Two categories of people are eligible to receive the award: those engaged in writing original, in-depth studies of India’s spiritual texts and those dedicated to constructive social or national service. Sannyasins (Hindu monks) are not eligible for the award, as their service is part of their spiritual practices.
On the fourth day of Amritavarsham50, His Excellency the Vice President of India, Sri. Bhairon Singh Shekhawat, presented the 2003 Amrita Keerthi Awards to two eminent Indians who have spent decades researching, studying, writing about and teaching the texts and traditions of Sanatana Dharma.
The Kerala-state-level Amrita Keerthi Award was presented to Prof. Harihara Shastri in recognition of his pioneering work in promoting Vedic teachings. Prof. Shastri was the Paramacharya of Shivagiri Brahmavidyalayam for seven years.
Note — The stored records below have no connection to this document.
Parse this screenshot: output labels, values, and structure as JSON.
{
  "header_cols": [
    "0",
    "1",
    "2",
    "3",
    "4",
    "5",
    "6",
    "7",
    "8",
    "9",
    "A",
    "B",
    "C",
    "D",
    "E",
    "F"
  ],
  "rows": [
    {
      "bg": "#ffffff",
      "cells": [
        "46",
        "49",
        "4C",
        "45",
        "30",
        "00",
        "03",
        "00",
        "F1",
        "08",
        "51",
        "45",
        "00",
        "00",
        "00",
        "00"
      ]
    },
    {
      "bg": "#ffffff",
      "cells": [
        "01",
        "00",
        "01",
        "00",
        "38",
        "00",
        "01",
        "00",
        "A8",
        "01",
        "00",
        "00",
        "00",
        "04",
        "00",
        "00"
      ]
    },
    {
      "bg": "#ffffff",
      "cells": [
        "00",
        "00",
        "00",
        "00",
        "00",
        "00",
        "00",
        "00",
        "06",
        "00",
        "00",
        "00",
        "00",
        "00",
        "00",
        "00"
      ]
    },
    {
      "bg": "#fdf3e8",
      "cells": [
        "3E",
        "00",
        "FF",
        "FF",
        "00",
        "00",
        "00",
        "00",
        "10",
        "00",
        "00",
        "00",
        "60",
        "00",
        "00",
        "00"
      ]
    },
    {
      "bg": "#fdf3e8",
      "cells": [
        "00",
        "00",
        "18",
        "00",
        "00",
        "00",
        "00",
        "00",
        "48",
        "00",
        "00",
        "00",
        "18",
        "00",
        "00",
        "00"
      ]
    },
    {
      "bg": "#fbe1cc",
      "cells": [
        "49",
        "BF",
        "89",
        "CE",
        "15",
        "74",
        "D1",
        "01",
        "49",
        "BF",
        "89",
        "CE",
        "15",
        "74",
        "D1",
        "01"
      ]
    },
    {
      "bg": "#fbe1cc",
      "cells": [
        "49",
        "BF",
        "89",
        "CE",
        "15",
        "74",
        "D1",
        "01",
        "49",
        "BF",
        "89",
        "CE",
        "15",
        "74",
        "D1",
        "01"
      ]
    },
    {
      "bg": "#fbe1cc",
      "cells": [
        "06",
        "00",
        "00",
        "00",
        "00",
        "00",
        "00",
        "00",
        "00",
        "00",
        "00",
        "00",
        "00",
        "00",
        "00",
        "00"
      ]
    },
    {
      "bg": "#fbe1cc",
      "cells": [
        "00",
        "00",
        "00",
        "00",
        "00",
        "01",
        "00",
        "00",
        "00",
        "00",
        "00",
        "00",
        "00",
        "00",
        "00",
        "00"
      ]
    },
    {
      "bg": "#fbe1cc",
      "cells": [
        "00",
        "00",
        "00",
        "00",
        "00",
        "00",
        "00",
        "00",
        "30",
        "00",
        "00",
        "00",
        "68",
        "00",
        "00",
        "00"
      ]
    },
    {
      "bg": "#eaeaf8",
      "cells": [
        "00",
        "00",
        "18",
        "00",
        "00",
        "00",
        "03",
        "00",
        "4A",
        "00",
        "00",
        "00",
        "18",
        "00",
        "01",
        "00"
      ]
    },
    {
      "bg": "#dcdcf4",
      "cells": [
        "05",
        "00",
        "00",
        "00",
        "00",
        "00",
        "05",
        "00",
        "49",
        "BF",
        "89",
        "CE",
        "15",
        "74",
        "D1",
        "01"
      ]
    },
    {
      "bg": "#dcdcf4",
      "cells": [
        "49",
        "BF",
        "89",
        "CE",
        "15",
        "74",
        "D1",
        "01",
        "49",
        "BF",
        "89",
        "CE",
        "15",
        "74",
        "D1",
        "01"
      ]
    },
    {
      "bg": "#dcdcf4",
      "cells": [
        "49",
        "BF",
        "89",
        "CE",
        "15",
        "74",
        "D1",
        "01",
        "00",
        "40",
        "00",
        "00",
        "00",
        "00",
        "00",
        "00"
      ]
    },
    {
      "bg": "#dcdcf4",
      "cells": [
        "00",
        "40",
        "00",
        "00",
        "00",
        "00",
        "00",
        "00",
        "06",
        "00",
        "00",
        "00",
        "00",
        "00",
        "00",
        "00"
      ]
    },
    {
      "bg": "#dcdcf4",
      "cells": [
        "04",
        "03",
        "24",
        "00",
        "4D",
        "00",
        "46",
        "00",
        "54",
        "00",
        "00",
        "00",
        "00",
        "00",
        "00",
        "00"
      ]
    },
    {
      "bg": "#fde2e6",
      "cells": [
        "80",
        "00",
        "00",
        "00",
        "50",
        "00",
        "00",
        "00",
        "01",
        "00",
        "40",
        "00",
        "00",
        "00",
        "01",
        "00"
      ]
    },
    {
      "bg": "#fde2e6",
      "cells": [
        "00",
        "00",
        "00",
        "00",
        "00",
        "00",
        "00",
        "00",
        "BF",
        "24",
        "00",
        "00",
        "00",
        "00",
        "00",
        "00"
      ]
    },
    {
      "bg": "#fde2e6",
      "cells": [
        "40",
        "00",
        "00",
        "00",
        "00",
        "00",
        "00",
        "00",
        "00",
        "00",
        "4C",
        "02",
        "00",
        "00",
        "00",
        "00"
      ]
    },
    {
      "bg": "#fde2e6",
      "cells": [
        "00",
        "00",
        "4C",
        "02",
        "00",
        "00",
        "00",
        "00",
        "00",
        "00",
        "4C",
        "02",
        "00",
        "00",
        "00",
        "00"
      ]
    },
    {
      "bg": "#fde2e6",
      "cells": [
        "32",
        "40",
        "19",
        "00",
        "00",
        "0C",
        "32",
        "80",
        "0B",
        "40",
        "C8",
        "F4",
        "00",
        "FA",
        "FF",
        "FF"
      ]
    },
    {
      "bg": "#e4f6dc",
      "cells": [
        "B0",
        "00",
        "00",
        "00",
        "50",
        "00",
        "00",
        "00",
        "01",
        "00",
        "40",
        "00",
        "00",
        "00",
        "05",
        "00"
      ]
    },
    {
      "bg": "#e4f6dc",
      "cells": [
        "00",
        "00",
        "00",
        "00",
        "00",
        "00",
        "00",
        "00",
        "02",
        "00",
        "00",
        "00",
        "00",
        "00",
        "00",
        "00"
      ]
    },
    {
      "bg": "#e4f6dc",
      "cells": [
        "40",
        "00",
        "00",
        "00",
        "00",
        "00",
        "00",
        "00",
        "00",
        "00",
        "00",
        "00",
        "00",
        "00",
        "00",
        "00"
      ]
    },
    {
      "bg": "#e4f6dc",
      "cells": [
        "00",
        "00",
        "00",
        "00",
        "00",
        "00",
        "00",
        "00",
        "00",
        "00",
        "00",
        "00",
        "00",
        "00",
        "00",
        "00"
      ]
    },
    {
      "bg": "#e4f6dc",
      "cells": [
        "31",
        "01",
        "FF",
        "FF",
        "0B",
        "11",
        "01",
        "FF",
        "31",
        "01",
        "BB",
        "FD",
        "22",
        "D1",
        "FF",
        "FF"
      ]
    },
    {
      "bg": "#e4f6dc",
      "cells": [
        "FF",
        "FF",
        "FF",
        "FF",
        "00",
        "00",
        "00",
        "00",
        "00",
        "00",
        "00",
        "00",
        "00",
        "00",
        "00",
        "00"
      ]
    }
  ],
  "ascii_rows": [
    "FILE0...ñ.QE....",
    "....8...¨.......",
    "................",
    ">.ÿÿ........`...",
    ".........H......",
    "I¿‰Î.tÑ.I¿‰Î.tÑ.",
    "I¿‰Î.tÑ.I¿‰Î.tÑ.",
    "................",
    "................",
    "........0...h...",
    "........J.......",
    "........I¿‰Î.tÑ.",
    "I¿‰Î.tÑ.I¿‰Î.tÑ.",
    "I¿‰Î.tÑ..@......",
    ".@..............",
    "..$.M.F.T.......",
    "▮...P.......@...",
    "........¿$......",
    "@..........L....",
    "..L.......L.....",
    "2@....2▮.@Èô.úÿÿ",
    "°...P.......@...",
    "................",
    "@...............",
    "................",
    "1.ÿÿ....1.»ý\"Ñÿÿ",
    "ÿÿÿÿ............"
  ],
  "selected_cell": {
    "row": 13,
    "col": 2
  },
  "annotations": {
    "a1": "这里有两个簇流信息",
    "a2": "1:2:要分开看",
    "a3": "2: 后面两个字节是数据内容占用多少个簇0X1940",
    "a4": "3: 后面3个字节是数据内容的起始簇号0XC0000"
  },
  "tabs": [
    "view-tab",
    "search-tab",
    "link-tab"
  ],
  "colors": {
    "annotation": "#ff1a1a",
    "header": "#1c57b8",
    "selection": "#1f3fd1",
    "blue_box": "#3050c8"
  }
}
He retired as professor from Trivandrum Sanskrit College in 1966.
The national-level Amrita Keerthi Award was presented to Dr. Shankar Abhyankar of Pune, who is the founder of Aditya Pratishtan, an organisation focused on promoting Indian culture and heritage. Dr. Abhyankar has written 30 books on Indian culture, and is the chief editor of the The Encyclopedia of Bhakti in three languages—Marathi, Hindi and English.
The Amrita Keerthi Award includes a cash prize of Rs. 123,456, a trophy and a Certificate of Commendation from the Mata Amritanandamayi Math. The cash prize rendered through this award is intended to support the recipients, helping them to be financially in the position to dedicate their lives to a larger cause.
The Math instituted the award in 2001 in order “to seek out and honour those deserving personalities who have helped to promote a healthy society through the preservation of the ancient and enduring human values of Sanatana Dharma.” It is the Math’s feeling that such individuals should be encouraged to pursue such activities in their chosen fields, thereby instilling in them a personal sense of fulfillment as well as fostering the cultural heritage of India.
Previous Recipients of the Amrita Keerthi Award include Kerala’s Shri. P. Parameswaran (2002) and Acharya Narendra Bhushan (2001). It was during Amritavarsham50 that the first national-level award was conferred.